What happens when you are sharing a flat with Prince Edward and twenty pygmies? When an artificial-foot freedom fighter throws a British-made foot at the Chairman of the Communist Party of China, and is then bundled off to a Mobile Prison made by the Ford Motor Company? What about the Lady Di Chinese Restaurant in Walthamstow which specializes in radishes carved in the shape of British Prime Ministers? Will Andrew Lloyd Webber complete his new musical "Dog Breeder"? As a stand-up comedian, Harry Hill is the equal of Eddie Izzard, Rich Hall, and Frank Skinner. Performing bareback for the first time, the self-styled debonaire dachshund now makes his fiction debut.
What an odd book. With Harry Hill I'd say about 70% of his stuff I absolutely love (his stand-up, TV Burp, Alien Fun Capsule) and about 30% I don't enjoy at all (Harry Hill's Tea Time on Sky being the main example). Sadly, this book falls into the 30%. The intricate style of his wonderful early stand-up is there, but his performance of it (intonation, gesture, body language, etc) is missing, as are the wonderful props and other visuals Harry uses in his comedy. This would've worked better as a series of short stories I think, the attempt to string all this mad stuff together into one plot never really works. A bit of a shame, but Alien Fun Capsule is coming back next year, so that's alright then.
Still as funny and mad as when I read it almost twenty years ago. If you love Harry Hill as much as I do, it’s a must-read; if you don’t, then you won’t be interested anyway. The hilarity is created by juxtaposing real life figures of entertainment and politics with invented, and largely monstrous, fictional characters, then putting them into mundane situations within which they struggle. The sheer ludicrousness of these incidents will either tickle you or leave you scratching your head. Harry Hill is a unique member of the UK comedy community, and one to be treasured.
Brilliant, laugh out loud funny. Do not read on an aeroplane, you might be asked to leave, or at least slip on a straight jacket. The story line is surreal, unreal and totally bonkers. I read it all in one day as I couldn't put it down or stop laughing. I laughed so much that my wife thought I was going to stop breathing.
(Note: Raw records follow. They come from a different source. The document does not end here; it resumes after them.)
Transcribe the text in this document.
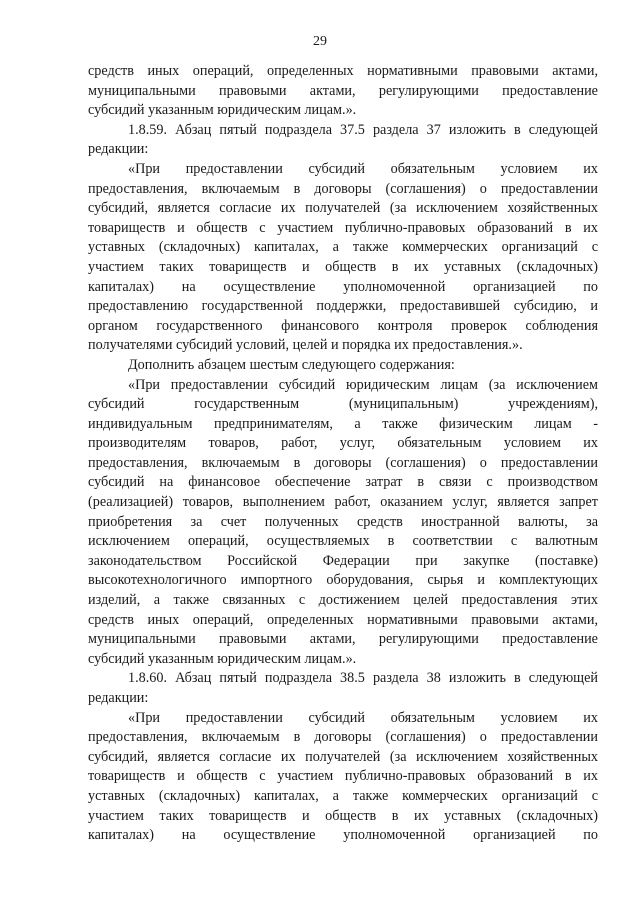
29
средств иных операций, определенных нормативными правовыми актами,
муниципальными правовыми актами, регулирующими предоставление
субсидий указанным юридическим лицам.».
1.8.59. Абзац пятый подраздела 37.5 раздела 37 изложить в следующей
редакции:
«При предоставлении субсидий обязательным условием их
предоставления, включаемым в договоры (соглашения) о предоставлении
субсидий, является согласие их получателей (за исключением хозяйственных
товариществ и обществ с участием публично-правовых образований в их
уставных (складочных) капиталах, а также коммерческих организаций с
участием таких товариществ и обществ в их уставных (складочных)
капиталах) на осуществление уполномоченной организацией по
предоставлению государственной поддержки, предоставившей субсидию, и
органом государственного финансового контроля проверок соблюдения
получателями субсидий условий, целей и порядка их предоставления.».
Дополнить абзацем шестым следующего содержания:
«При предоставлении субсидий юридическим лицам (за исключением
субсидий государственным (муниципальным) учреждениям),
индивидуальным предпринимателям, а также физическим лицам -
производителям товаров, работ, услуг, обязательным условием их
предоставления, включаемым в договоры (соглашения) о предоставлении
субсидий на финансовое обеспечение затрат в связи с производством
(реализацией) товаров, выполнением работ, оказанием услуг, является запрет
приобретения за счет полученных средств иностранной валюты, за
исключением операций, осуществляемых в соответствии с валютным
законодательством Российской Федерации при закупке (поставке)
высокотехнологичного импортного оборудования, сырья и комплектующих
изделий, а также связанных с достижением целей предоставления этих
средств иных операций, определенных нормативными правовыми актами,
муниципальными правовыми актами, регулирующими предоставление
субсидий указанным юридическим лицам.».
1.8.60. Абзац пятый подраздела 38.5 раздела 38 изложить в следующей
редакции:
«При предоставлении субсидий обязательным условием их
предоставления, включаемым в договоры (соглашения) о предоставлении
субсидий, является согласие их получателей (за исключением хозяйственных
товариществ и обществ с участием публично-правовых образований в их
уставных (складочных) капиталах, а также коммерческих организаций с
участием таких товариществ и обществ в их уставных (складочных)
капиталах) на осуществление уполномоченной организацией по
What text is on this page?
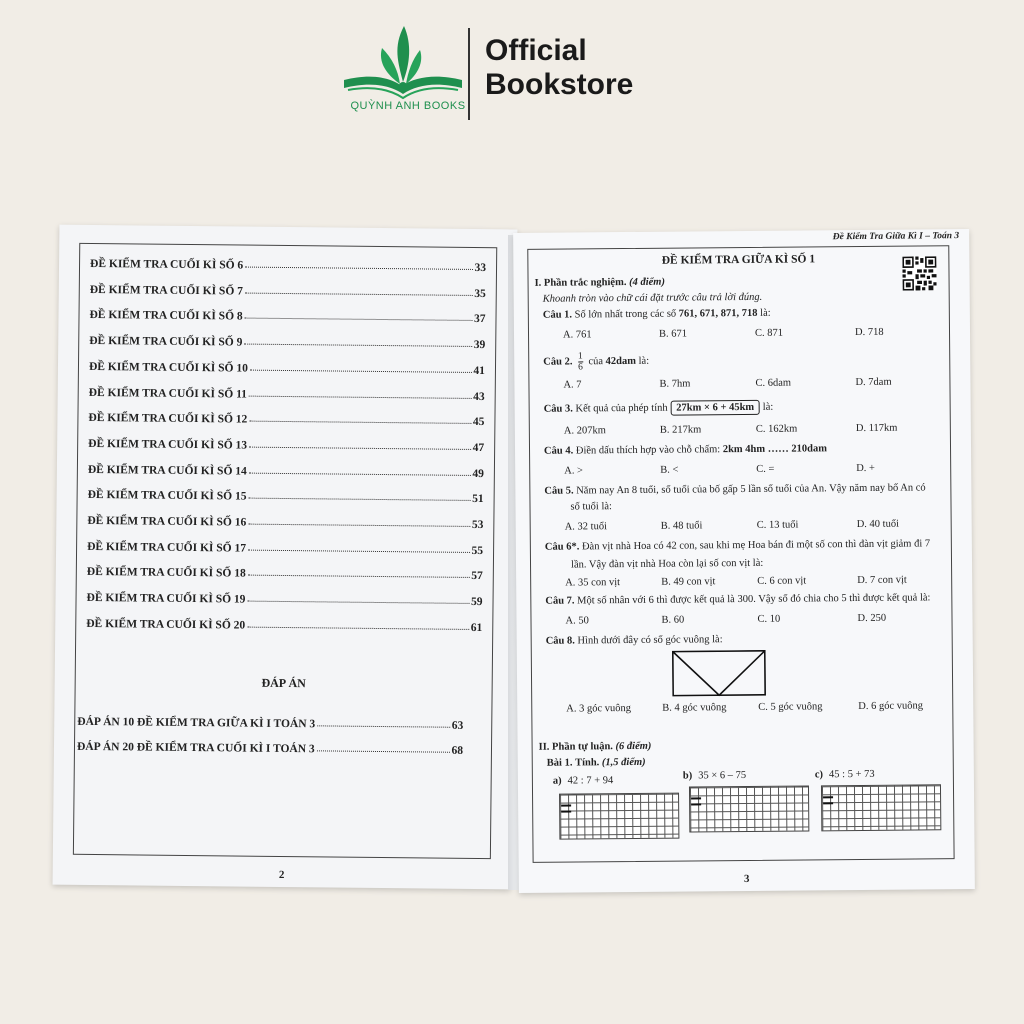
QUỲNH ANH BOOKS
Official
Bookstore
ĐỀ KIỂM TRA CUỐI KÌ SỐ 6	33
ĐỀ KIỂM TRA CUỐI KÌ SỐ 7	35
ĐỀ KIỂM TRA CUỐI KÌ SỐ 8	37
ĐỀ KIỂM TRA CUỐI KÌ SỐ 9	39
ĐỀ KIỂM TRA CUỐI KÌ SỐ 10	41
ĐỀ KIỂM TRA CUỐI KÌ SỐ 11	43
ĐỀ KIỂM TRA CUỐI KÌ SỐ 12	45
ĐỀ KIỂM TRA CUỐI KÌ SỐ 13	47
ĐỀ KIỂM TRA CUỐI KÌ SỐ 14	49
ĐỀ KIỂM TRA CUỐI KÌ SỐ 15	51
ĐỀ KIỂM TRA CUỐI KÌ SỐ 16	53
ĐỀ KIỂM TRA CUỐI KÌ SỐ 17	55
ĐỀ KIỂM TRA CUỐI KÌ SỐ 18	57
ĐỀ KIỂM TRA CUỐI KÌ SỐ 19	59
ĐỀ KIỂM TRA CUỐI KÌ SỐ 20	61
ĐÁP ÁN
ĐÁP ÁN 10 ĐỀ KIỂM TRA GIỮA KÌ I TOÁN 3	63
ĐÁP ÁN 20 ĐỀ KIỂM TRA CUỐI KÌ I TOÁN 3	68
2
Đề Kiểm Tra Giữa Kì I – Toán 3
ĐỀ KIỂM TRA GIỮA KÌ SỐ 1
I. Phần trắc nghiệm. (4 điểm)
Khoanh tròn vào chữ cái đặt trước câu trả lời đúng.
Câu 1. Số lớn nhất trong các số 761, 671, 871, 718 là:
A. 761	B. 671	C. 871	D. 718
Câu 2. $\frac{1}{6}$ của 42dam là:
A. 7	B. 7hm	C. 6dam	D. 7dam
Câu 3. Kết quả của phép tính 27km × 6 + 45km là:
A. 207km	B. 217km	C. 162km	D. 117km
Câu 4. Điền dấu thích hợp vào chỗ chấm: 2km 4hm …… 210dam
A. >	B. <	C. =	D. +
Câu 5. Năm nay An 8 tuổi, số tuổi của bố gấp 5 lần số tuổi của An. Vậy năm nay bố An có
số tuổi là:
A. 32 tuổi	B. 48 tuổi	C. 13 tuổi	D. 40 tuổi
Câu 6*. Đàn vịt nhà Hoa có 42 con, sau khi mẹ Hoa bán đi một số con thì đàn vịt giảm đi 7
lần. Vậy đàn vịt nhà Hoa còn lại số con vịt là:
A. 35 con vịt	B. 49 con vịt	C. 6 con vịt	D. 7 con vịt
Câu 7. Một số nhân với 6 thì được kết quả là 300. Vậy số đó chia cho 5 thì được kết quả là:
A. 50	B. 60	C. 10	D. 250
Câu 8. Hình dưới đây có số góc vuông là:
A. 3 góc vuông	B. 4 góc vuông	C. 5 góc vuông	D. 6 góc vuông
II. Phần tự luận. (6 điểm)
Bài 1. Tính. (1,5 điểm)
a) 42 : 7 + 94	b) 35 × 6 – 75	c) 45 : 5 + 73
3
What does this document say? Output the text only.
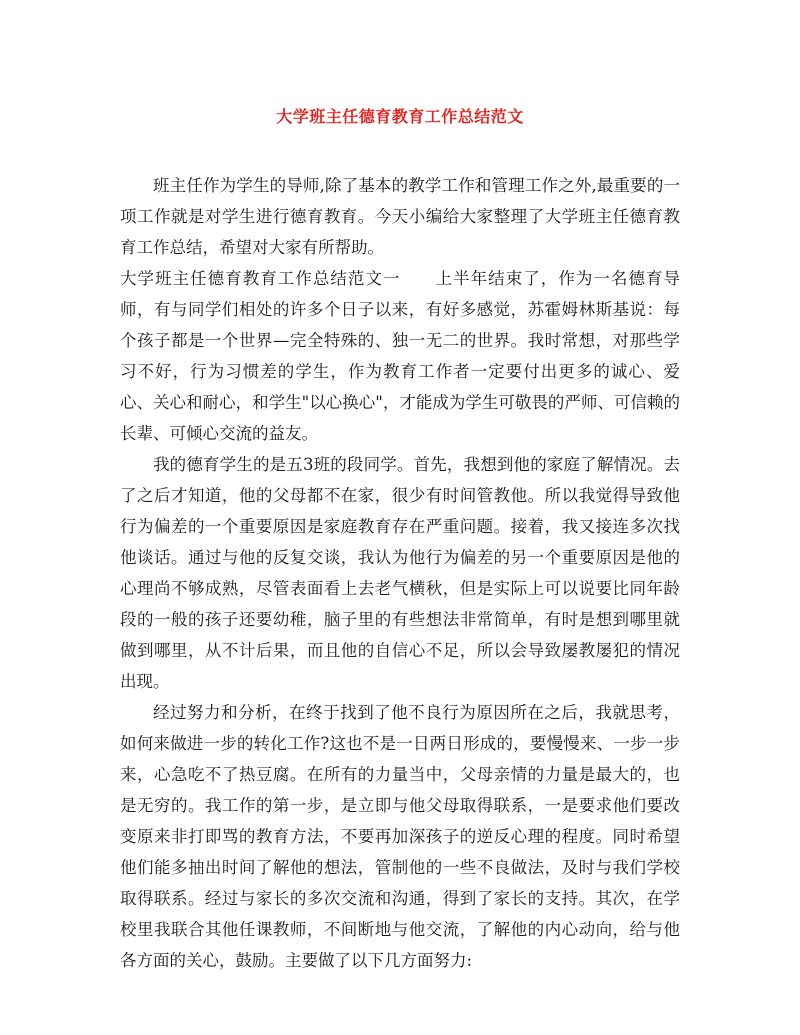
大学班主任德育教育工作总结范文

班主任作为学生的导师,除了基本的教学工作和管理工作之外,最重要的一项工作就是对学生进行德育教育。今天小编给大家整理了大学班主任德育教育工作总结，希望对大家有所帮助。

大学班主任德育教育工作总结范文一 上半年结束了，作为一名德育导师，有与同学们相处的许多个日子以来，有好多感觉，苏霍姆林斯基说：每个孩子都是一个世界—完全特殊的、独一无二的世界。我时常想，对那些学习不好，行为习惯差的学生，作为教育工作者一定要付出更多的诚心、爱心、关心和耐心，和学生"以心换心"，才能成为学生可敬畏的严师、可信赖的长辈、可倾心交流的益友。

我的德育学生的是五3班的段同学。首先，我想到他的家庭了解情况。去了之后才知道，他的父母都不在家，很少有时间管教他。所以我觉得导致他行为偏差的一个重要原因是家庭教育存在严重问题。接着，我又接连多次找他谈话。通过与他的反复交谈，我认为他行为偏差的另一个重要原因是他的心理尚不够成熟，尽管表面看上去老气横秋，但是实际上可以说要比同年龄段的一般的孩子还要幼稚，脑子里的有些想法非常简单，有时是想到哪里就做到哪里，从不计后果，而且他的自信心不足，所以会导致屡教屡犯的情况出现。

经过努力和分析，在终于找到了他不良行为原因所在之后，我就思考，如何来做进一步的转化工作?这也不是一日两日形成的，要慢慢来、一步一步来，心急吃不了热豆腐。在所有的力量当中，父母亲情的力量是最大的，也是无穷的。我工作的第一步，是立即与他父母取得联系，一是要求他们要改变原来非打即骂的教育方法，不要再加深孩子的逆反心理的程度。同时希望他们能多抽出时间了解他的想法，管制他的一些不良做法，及时与我们学校取得联系。经过与家长的多次交流和沟通，得到了家长的支持。其次，在学校里我联合其他任课教师，不间断地与他交流，了解他的内心动向，给与他各方面的关心，鼓励。主要做了以下几方面努力:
At least, she hoped so. 10 stars!
This book is described as Harry Hill's debut "novel", but to be perfectly honest, it doesn't really fall into that category. If it was a novel, it would be a fictional work with a coherent, cohesive storyline, characters who are acting out the details of the story, description detailing the action, and at least some conversations which make sense. As it is, although there is the basic bones of a storyline here (concerning a surprisingly sensitive and articulate pig, the characters (apart from the pig) all seem to be comprised of celebrities acting in very strange (I hope fictional) ways, the main descriptive passages detail fights between these celebrities and the only conversations seem to be conducted in a foreign language (think pig patois/conversations that might be held by visiting Chinese dignitaries). Don't know what I'm on about? No, I didn't get it either. All of these random elements, I hasten to add, did not prevent this book from being very, very funny, but it's only "novel" in the sense of the word that it's original; but you wouldn't expect anything less from Mr H. I loved the opening concerning the typo in the title and my only real criticism is that at points it's just too surreal to follow. I agree with another reviewer on this site - it's not Mr H's best work, but it does have its merits. I'm not sure about the test in the middle of the book though ("This is the third and final human riding an animal in this book. Can you name the other two?" p. 226 - Ans: Don't be ridiculous, by page 226 I was as baffled as anyone would be.
Disappointing. I like Harry Hill on the telly and he was hilarious the one time I saw him live (a very long time ago mind you).
This novel falls between two stools; it's not quite absurd enough to match, say, Spike Milligan, but the various plots spin off at too many zany tangents to make it an amusing farce such as Tom Sharpe's. Filling the book with real people is just plain odd, but it is amusing in a daft sort of way and I found I enjoyed it more the further I read.
I reluctantly classify this title as "humour", seeing as I didn't find it funny at all. It didn't take any skill putting this book together, it was purely a random collection of random babble. Not for me.